Tuesday, November 22, 2005

There's Nose Business Like Nose Business!

There’s Nose Business Like Nose Business


WARNING!!!! This Blog contains descriptions of graphic, bloody, gory, and otherwise disgusting stuff. Don’t read it if you get queasy. If, on the other hand, you read it and yak, I will take some satisfaction in my ability to graphically portray grossness. Let me know.



Man, why didn’t somebody slap me? I wrote blogs on my previous nose surgery. You’d think that I would read those blogs and steer clear, wouldn’t you? No. Not me. Macho nose guy that I am. I voluntarily entered into the Ear, Nose and Throat specialist for yet another nefarious nasal misadventure!

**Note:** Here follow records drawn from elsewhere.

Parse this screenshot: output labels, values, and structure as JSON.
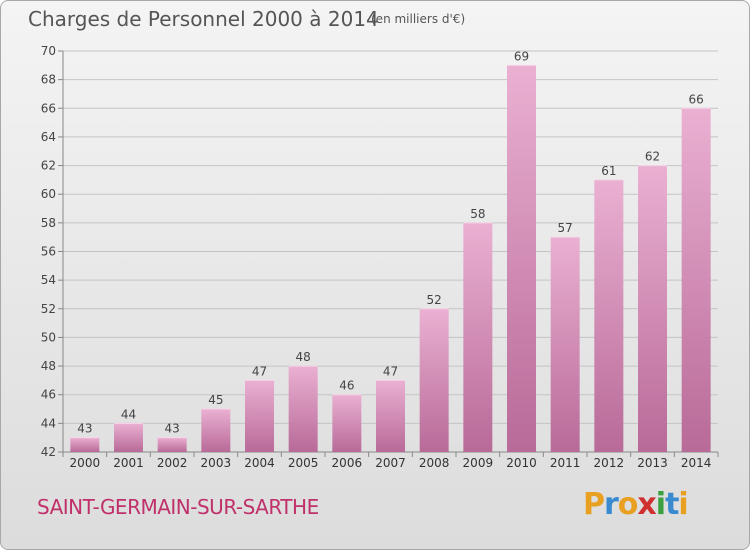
{
  "title": "Charges de Personnel 2000 à 2014",
  "unit": "(en milliers d'€)",
  "commune": "SAINT-GERMAIN-SUR-SARTHE",
  "brand": {
    "letters": [
      "P",
      "r",
      "o",
      "x",
      "i",
      "t",
      "i"
    ],
    "colors": [
      "#e8a020",
      "#3a8ad0",
      "#e8a020",
      "#d03030",
      "#3aa040",
      "#3a8ad0",
      "#e8a020"
    ]
  },
  "colors": {
    "bar_top": "#eab0d2",
    "bar_bottom": "#b86a98",
    "title": "#555555",
    "commune": "#c0306a"
  },
  "chart_data": {
    "type": "bar",
    "categories": [
      "2000",
      "2001",
      "2002",
      "2003",
      "2004",
      "2005",
      "2006",
      "2007",
      "2008",
      "2009",
      "2010",
      "2011",
      "2012",
      "2013",
      "2014"
    ],
    "values": [
      43,
      44,
      43,
      45,
      47,
      48,
      46,
      47,
      52,
      58,
      69,
      57,
      61,
      62,
      66
    ],
    "ylim": [
      42,
      70
    ],
    "yticks": [
      42,
      44,
      46,
      48,
      50,
      52,
      54,
      56,
      58,
      60,
      62,
      64,
      66,
      68,
      70
    ],
    "grid": true,
    "data_labels": true
  }
}
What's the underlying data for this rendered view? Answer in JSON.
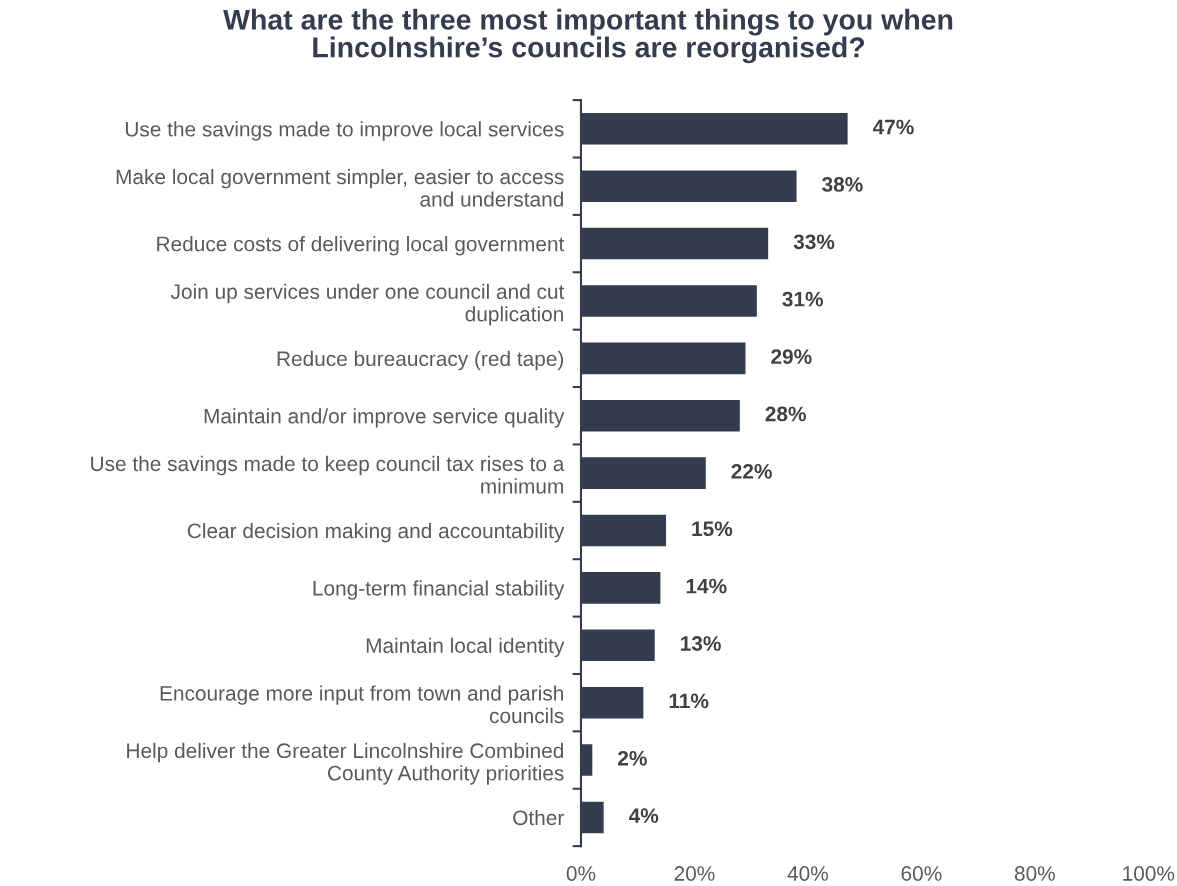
{
  "chart_data": {
    "type": "bar",
    "orientation": "horizontal",
    "title": "What are the three most important things to you when\nLincolnshire’s councils are reorganised?",
    "categories": [
      "Use the savings made to improve local services",
      "Make local government simpler, easier to access\nand understand",
      "Reduce costs of delivering local government",
      "Join up services under one council and cut\nduplication",
      "Reduce bureaucracy (red tape)",
      "Maintain and/or improve service quality",
      "Use the savings made to keep council tax rises to a\nminimum",
      "Clear decision making and accountability",
      "Long-term financial stability",
      "Maintain local identity",
      "Encourage more input from town and parish\ncouncils",
      "Help deliver the Greater Lincolnshire Combined\nCounty Authority priorities",
      "Other"
    ],
    "values": [
      47,
      38,
      33,
      31,
      29,
      28,
      22,
      15,
      14,
      13,
      11,
      2,
      4
    ],
    "value_labels": [
      "47%",
      "38%",
      "33%",
      "31%",
      "29%",
      "28%",
      "22%",
      "15%",
      "14%",
      "13%",
      "11%",
      "2%",
      "4%"
    ],
    "color": "#333d4f",
    "xlim": [
      0,
      100
    ],
    "xticks": [
      {
        "value": 0,
        "label": "0%"
      },
      {
        "value": 20,
        "label": "20%"
      },
      {
        "value": 40,
        "label": "40%"
      },
      {
        "value": 60,
        "label": "60%"
      },
      {
        "value": 80,
        "label": "80%"
      },
      {
        "value": 100,
        "label": "100%"
      }
    ],
    "grid": false,
    "legend": false
  }
}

Why did I first have my septum redone? Cause I couldn’t breath through the old schnozz. Well, shortly after my septumology (or something like that), I found that I still couldn’t breath. I still had to drown my sinuses in nasal spray just to breath through my newly sculpted septum.

I go back to the specialist and he reminded me that he told me that my turbinates were bad and that we might have to do that after my septum surgery. He was right. He told me that right before I went under the knife the first time. Great. Turbinate-ectomy. What the heck is a turbinate anyway?

Not to worry, he says. Simple. We sonically fry the mucus membranes surrounding the turbinates and BAM!!! you can breath again. ( I couldn’t tell if he sounded more like Emerill or John Madden). Super. It’s just like microwaving my nose. Can’t wait.

How come my many friends didn’t step up and slap me silly. Wake me up. C’mon guys, I needed some help. But no. There is no one so lonely as the guy facing the turbinate-ectomy.

I showed up, nose in hand. What do I see first? A six inch long needle! That’s simply the long skinny needle part of the medieval torture device. Guess where that sucker went? Right. Up my nose. The doc tells me to make a motion when the needle goes into the back of my throat and I can feel the novacaine dibbling down the back of my throat. Does it get any better than that? My “motion” resembles the dying gasp of a bad actor in a grade B detective movie. The doc gets my signal and backs the needle out of the inner recesses of my head. What happens then?

Blood. Lots of blood. As the needle slipped out of my nose, a four-foot spurt of blood shoots out of my nose and hits the wall beside me! Of course, large amounts of blood also flowed out of my nose and onto my face, hands, and clothes. The doc yells. “This has never happened before!” he says. Seeing as how he has practiced medicine for about fifty years, that’s saying something.

There I sat. Blood in hand. Blood in face. Blood in clothes. Oh, yea. My nose was numb, too. What a beautiful sight I was.

Now that half of my nose was numb, all that was left was to fry the mucous membranes of my nose. The doc takes a blue patch with wires hanging off of it and tells me to lift up my shirt. He needs to put this “ground patch” on my back to keep from electrocuting me. He lifts up my shirt and announces that he’s found Sesquatch. I didn’t even know he was a comedian.

Grounded, numb, and bloody. I was ready. Fry away, baby. The little sonic frying device even dinged when it was done, just like a microwave. Three times he fried me, one for each turbinate. Each time, blood would gush out of my nose when he removed the probe. Yet relief was not to be mine. There was still the other side. Another six inch long needle foray to the back of my throat. Another three sonic frying events. You get the message.